On July 18, members of the Behavioral Health Commission met at the Richmond Behavioral Health Authority, where they adopted a strategic plan and received several updates from staff on ongoing efforts, as well as a briefing from representatives of the University of Virginia School of Law’s State and Local Government Policy Center on ways to improve Virginia’s crisis response system.

In addition to the presentation at the meeting, Commission members received a research memorandum from Thomas Driscoll, Carson White, and Andrew Block, two law students and the director of the State and Local Government Policy Center, respectively, analyzing national best practices for a crisis response system, where Virginia’s system stands relative to those national best practices, and what investments would be needed for Virginia to achieve national standards.  The memorandum outlines national best practices that are building blocks of a “no wrong door” crisis response system, including regional call centers, mobile crisis response teams, and crisis receiving and stabilization programs.  Using a national model, the authors estimate that Virginia will need $790 million annually ($300 million more than currently funded, not counting current budget proposals) for a crisis system that meets national standards.  These dollars would support additional mobile crisis teams to enable responses within 90 minutes; Virginia has 36 teams now and would need at least 64 to meet national models, although state estimates indicate 70 teams are needed to meet a goal of responding to crises within one hour.  The additional funding would also enhance Virginia’s supply of short-term crisis stabilization beds (from 252 to 398) and crisis receiving center slots (from 186 to 468).  In their presentation to the Commission, Center representatives offered several recommendations about the Commission’s role in supporting the buildout of Virginia’s crisis response system over time, including a proposal that the Commission work with the Administration and money committees to establish financial and operational goals for an effective system, as well as benchmarks for required performance reports by relevant agencies.  The full memorandum is available at this link.

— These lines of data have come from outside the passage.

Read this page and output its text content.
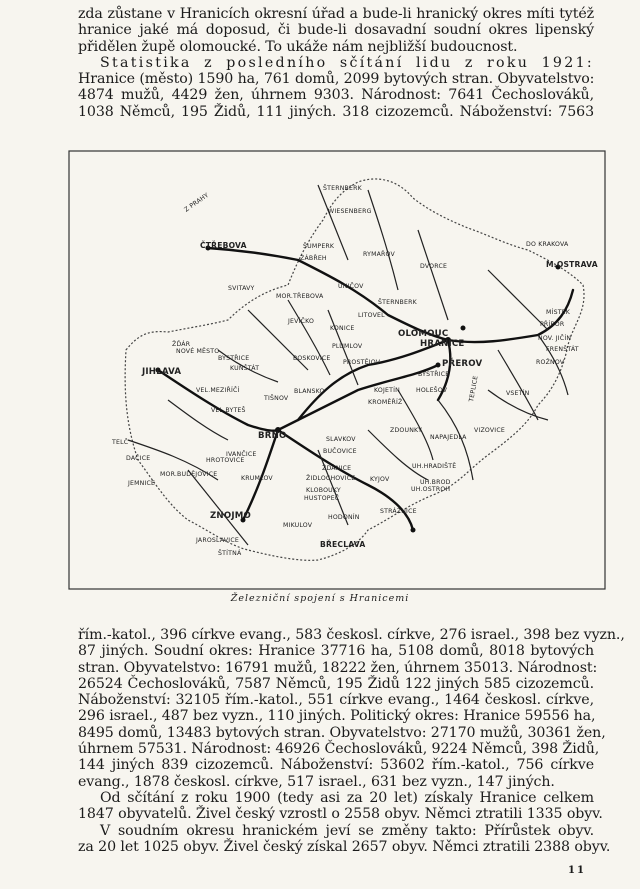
zda zůstane v Hranicích okresní úřad a bude-li hranický okres míti tytéž
hranice jaké má doposud, či bude-li dosavadní soudní okres lipenský
přidělen župě olomoucké. To ukáže nám nejbližší budoucnost.
Statistika z posledního sčítání lidu z roku 1921:
Hranice (město) 1590 ha, 761 domů, 2099 bytových stran. Obyvatelstvo:
4874 mužů, 4429 žen, úhrnem 9303. Národnost: 7641 Čechoslováků,
1038 Němců, 195 Židů, 111 jiných. 318 cizozemců. Náboženství: 7563
Z PRAHY
ČTŘEBOVA
ŠTERNBERK
WIESENBERG
ŠUMPERK
ZÁBŘEH
RYMAŘOV
DVORCE
DO KRAKOVA
M.OSTRAVA
SVITAVY
MOR.TŘEBOVA
UNIČOV
ŠTERNBERK
LITOVEL
JEVÍČKO
KONICE
OLOMOUC
HRANICE
MÍSTEK
PŘÍBOR
NOV. JIČÍN
FRENŠTÁT
ROŽNOV
VSETÍN
ŽĎÁR
NOVÉ MĚSTO
BYSTŘICE
KUNŠTÁT
BOSKOVICE
PLUMLOV
PROSTĚJOV	PŘEROV
BYSTŘICE
HOLEŠOV	TEPLICE
JIHLAVA
VEL.MEZIŘÍČÍ
VEL.BYTEŠ
TIŠNOV
BLANSKO	KOJETÍN
KROMĚŘÍŽ
ZDOUNKY	VIZOVICE
BRNO	SLAVKOV
BUČOVICE
NAPAJEDLA
TELČ
DAČICE
JEMNICE
MOR.BUDĚJOVICE
HROTOVICE
IVANČICE
KRUMLOV
ŽDÁNICE
ŽIDLOCHOVICE KYJOV
UH.HRADIŠTĚ
UH.BROD
UH.OSTROH
KLOBOUKY
HUSTOPEČ
ZNOJMO	HODONÍN
STRÁŽNICE
JAROSLAVICE
MIKULOV
BŘECLAVA
ŠTÍTNÁ
Železniční spojení s Hranicemi
řím.-katol., 396 církve evang., 583 českosl. církve, 276 israel., 398 bez vyzn.,
87 jiných. Soudní okres: Hranice 37716 ha, 5108 domů, 8018 bytových
stran. Obyvatelstvo: 16791 mužů, 18222 žen, úhrnem 35013. Národnost:
26524 Čechoslováků, 7587 Němců, 195 Židů 122 jiných 585 cizozemců.
Náboženství: 32105 řím.-katol., 551 církve evang., 1464 českosl. církve,
296 israel., 487 bez vyzn., 110 jiných. Politický okres: Hranice 59556 ha,
8495 domů, 13483 bytových stran. Obyvatelstvo: 27170 mužů, 30361 žen,
úhrnem 57531. Národnost: 46926 Čechoslováků, 9224 Němců, 398 Židů,
144 jiných 839 cizozemců. Náboženství: 53602 řím.-katol., 756 církve
evang., 1878 českosl. církve, 517 israel., 631 bez vyzn., 147 jiných.
Od sčítání z roku 1900 (tedy asi za 20 let) získaly Hranice celkem
1847 obyvatelů. Živel český vzrostl o 2558 obyv. Němci ztratili 1335 obyv.
V soudním okresu hranickém jeví se změny takto: Přírůstek obyv.
za 20 let 1025 obyv. Živel český získal 2657 obyv. Němci ztratili 2388 obyv.
11
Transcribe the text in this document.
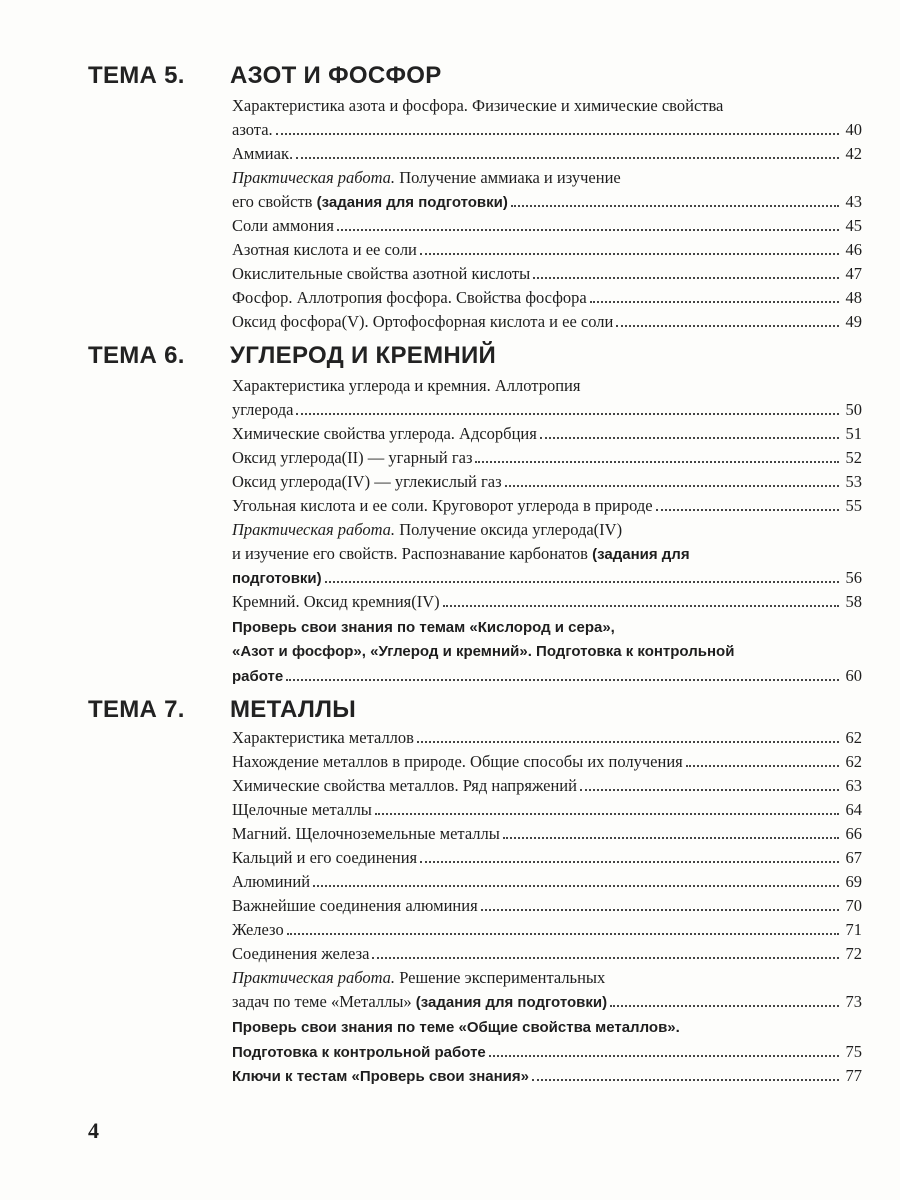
ТЕМА 5. АЗОТ И ФОСФОР
Характеристика азота и фосфора. Физические и химические свойства
азота.	40
Аммиак.	42
Практическая работа. Получение аммиака и изучение
его свойств (задания для подготовки)	43
Соли аммония	45
Азотная кислота и ее соли	46
Окислительные свойства азотной кислоты	47
Фосфор. Аллотропия фосфора. Свойства фосфора	48
Оксид фосфора(V). Ортофосфорная кислота и ее соли	49
ТЕМА 6. УГЛЕРОД И КРЕМНИЙ
Характеристика углерода и кремния. Аллотропия
углерода	50
Химические свойства углерода. Адсорбция	51
Оксид углерода(II) — угарный газ	52
Оксид углерода(IV) — углекислый газ	53
Угольная кислота и ее соли. Круговорот углерода в природе	55
Практическая работа. Получение оксида углерода(IV)
и изучение его свойств. Распознавание карбонатов (задания для
подготовки)	56
Кремний. Оксид кремния(IV)	58
Проверь свои знания по темам «Кислород и сера»,
«Азот и фосфор», «Углерод и кремний». Подготовка к контрольной
работе	60
ТЕМА 7. МЕТАЛЛЫ
Характеристика металлов	62
Нахождение металлов в природе. Общие способы их получения	62
Химические свойства металлов. Ряд напряжений	63
Щелочные металлы	64
Магний. Щелочноземельные металлы	66
Кальций и его соединения	67
Алюминий	69
Важнейшие соединения алюминия	70
Железо	71
Соединения железа	72
Практическая работа. Решение экспериментальных
задач по теме «Металлы» (задания для подготовки)	73
Проверь свои знания по теме «Общие свойства металлов».
Подготовка к контрольной работе	75
Ключи к тестам «Проверь свои знания»	77
4
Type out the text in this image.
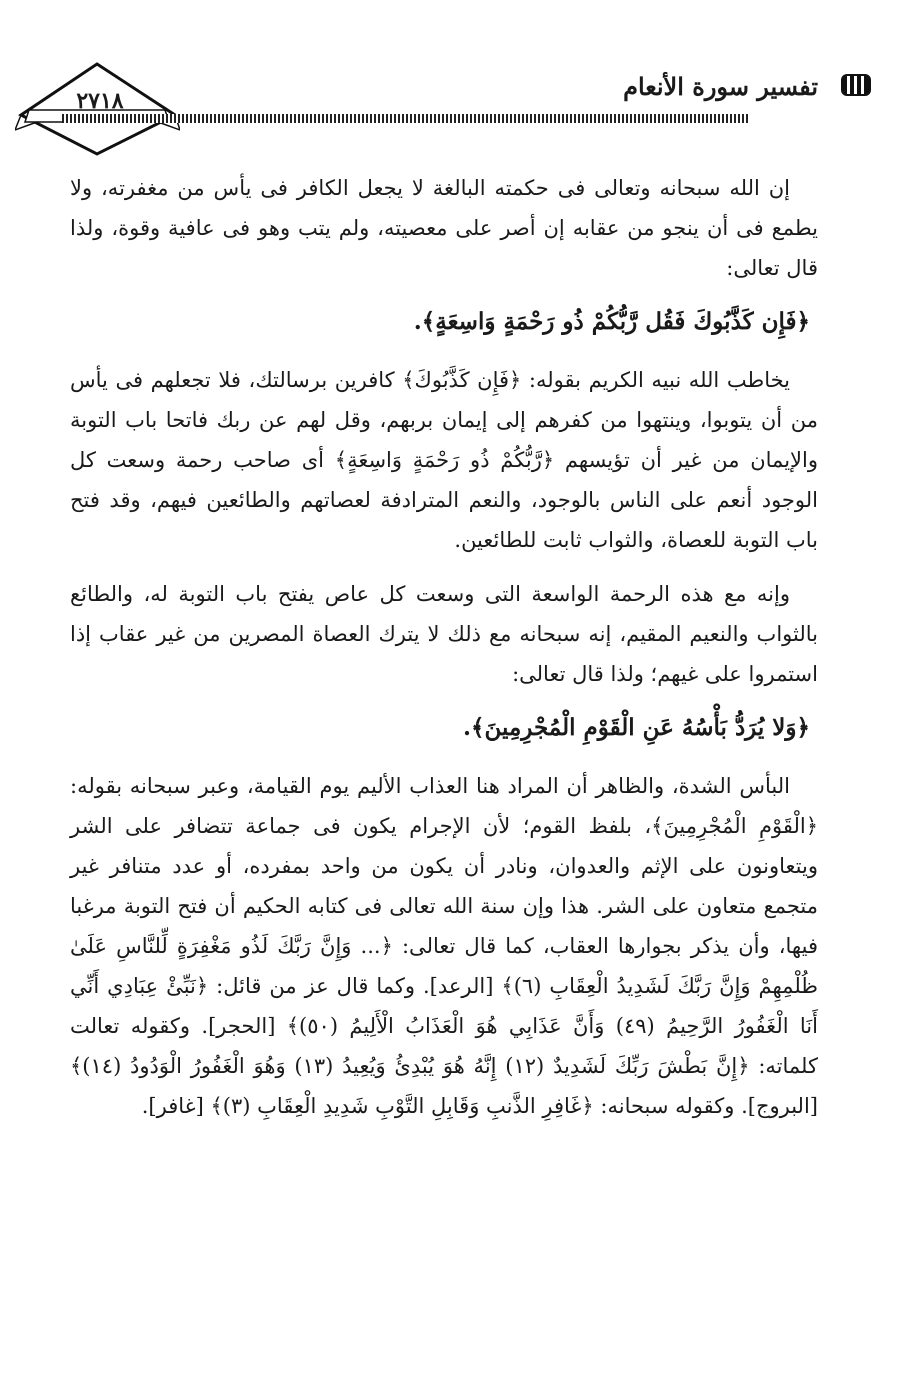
٢٧١٨	تفسير سورة الأنعام

إن الله سبحانه وتعالى فى حكمته البالغة لا يجعل الكافر فى يأس من مغفرته، ولا يطمع فى أن ينجو من عقابه إن أصر على معصيته، ولم يتب وهو فى عافية وقوة، ولذا قال تعالى:

﴿فَإِن كَذَّبُوكَ فَقُل رَّبُّكُمْ ذُو رَحْمَةٍ وَاسِعَةٍ﴾.

يخاطب الله نبيه الكريم بقوله: ﴿فَإِن كَذَّبُوكَ﴾ كافرين برسالتك، فلا تجعلهم فى يأس من أن يتوبوا، وينتهوا من كفرهم إلى إيمان بربهم، وقل لهم عن ربك فاتحا باب التوبة والإيمان من غير أن تؤيسهم ﴿رَّبُّكُمْ ذُو رَحْمَةٍ وَاسِعَةٍ﴾ أى صاحب رحمة وسعت كل الوجود أنعم على الناس بالوجود، والنعم المترادفة لعصاتهم والطائعين فيهم، وقد فتح باب التوبة للعصاة، والثواب ثابت للطائعين.

وإنه مع هذه الرحمة الواسعة التى وسعت كل عاص يفتح باب التوبة له، والطائع بالثواب والنعيم المقيم، إنه سبحانه مع ذلك لا يترك العصاة المصرين من غير عقاب إذا استمروا على غيهم؛ ولذا قال تعالى:

﴿وَلا يُرَدُّ بَأْسُهُ عَنِ الْقَوْمِ الْمُجْرِمِينَ﴾.

البأس الشدة، والظاهر أن المراد هنا العذاب الأليم يوم القيامة، وعبر سبحانه بقوله: ﴿الْقَوْمِ الْمُجْرِمِينَ﴾، بلفظ القوم؛ لأن الإجرام يكون فى جماعة تتضافر على الشر ويتعاونون على الإثم والعدوان، ونادر أن يكون من واحد بمفرده، أو عدد متنافر غير متجمع متعاون على الشر. هذا وإن سنة الله تعالى فى كتابه الحكيم أن فتح التوبة مرغبا فيها، وأن يذكر بجوارها العقاب، كما قال تعالى: ﴿... وَإِنَّ رَبَّكَ لَذُو مَغْفِرَةٍ لِّلنَّاسِ عَلَىٰ ظُلْمِهِمْ وَإِنَّ رَبَّكَ لَشَدِيدُ الْعِقَابِ (٦)﴾ [الرعد]. وكما قال عز من قائل: ﴿نَبِّئْ عِبَادِي أَنِّي أَنَا الْغَفُورُ الرَّحِيمُ (٤٩) وَأَنَّ عَذَابِي هُوَ الْعَذَابُ الْأَلِيمُ (٥٠)﴾ [الحجر]. وكقوله تعالت كلماته: ﴿إِنَّ بَطْشَ رَبِّكَ لَشَدِيدٌ (١٢) إِنَّهُ هُوَ يُبْدِئُ وَيُعِيدُ (١٣) وَهُوَ الْغَفُورُ الْوَدُودُ (١٤)﴾ [البروج]. وكقوله سبحانه: ﴿غَافِرِ الذَّنبِ وَقَابِلِ التَّوْبِ شَدِيدِ الْعِقَابِ (٣)﴾ [غافر].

Commission staff reported on their efforts to seek feedback from interested parties on the Commission’s proposed strategic plan, which the Commission subsequently adopted.  Key elements of the plan are a set of strategic goals, to include establishing a complete continuum of care, with timely access to services statewide, as well as the Commission’s role in building on existing efforts to improve the behavioral health system.  One area of planned focus for the Commission is monitoring program implementation, and staff provided an update on their plans for the remainder of 2023, which will feature monitoring of STEP-VA, the redesign of behavioral health coverage within the state’s Medicaid program, and permanent supportive housing.  Staff monitoring will involve determining the extent to which implementation is consistent with targeted milestones, whether programs are implemented in a way to bring about desired results, and whether services and programs are achieving desired results.

Commission members received recommendations from a group of stakeholders regarding ways that the Commission could consult with individuals who have experience with the behavioral health system, to include possible regional meetings with Commission members in different parts of the state.  Staff indicated that they will be conducting surveys of stakeholders annually and incorporating interviews into research projects.

Slides from the meeting are available at this link.  The Commission’s next meeting is scheduled for September 19.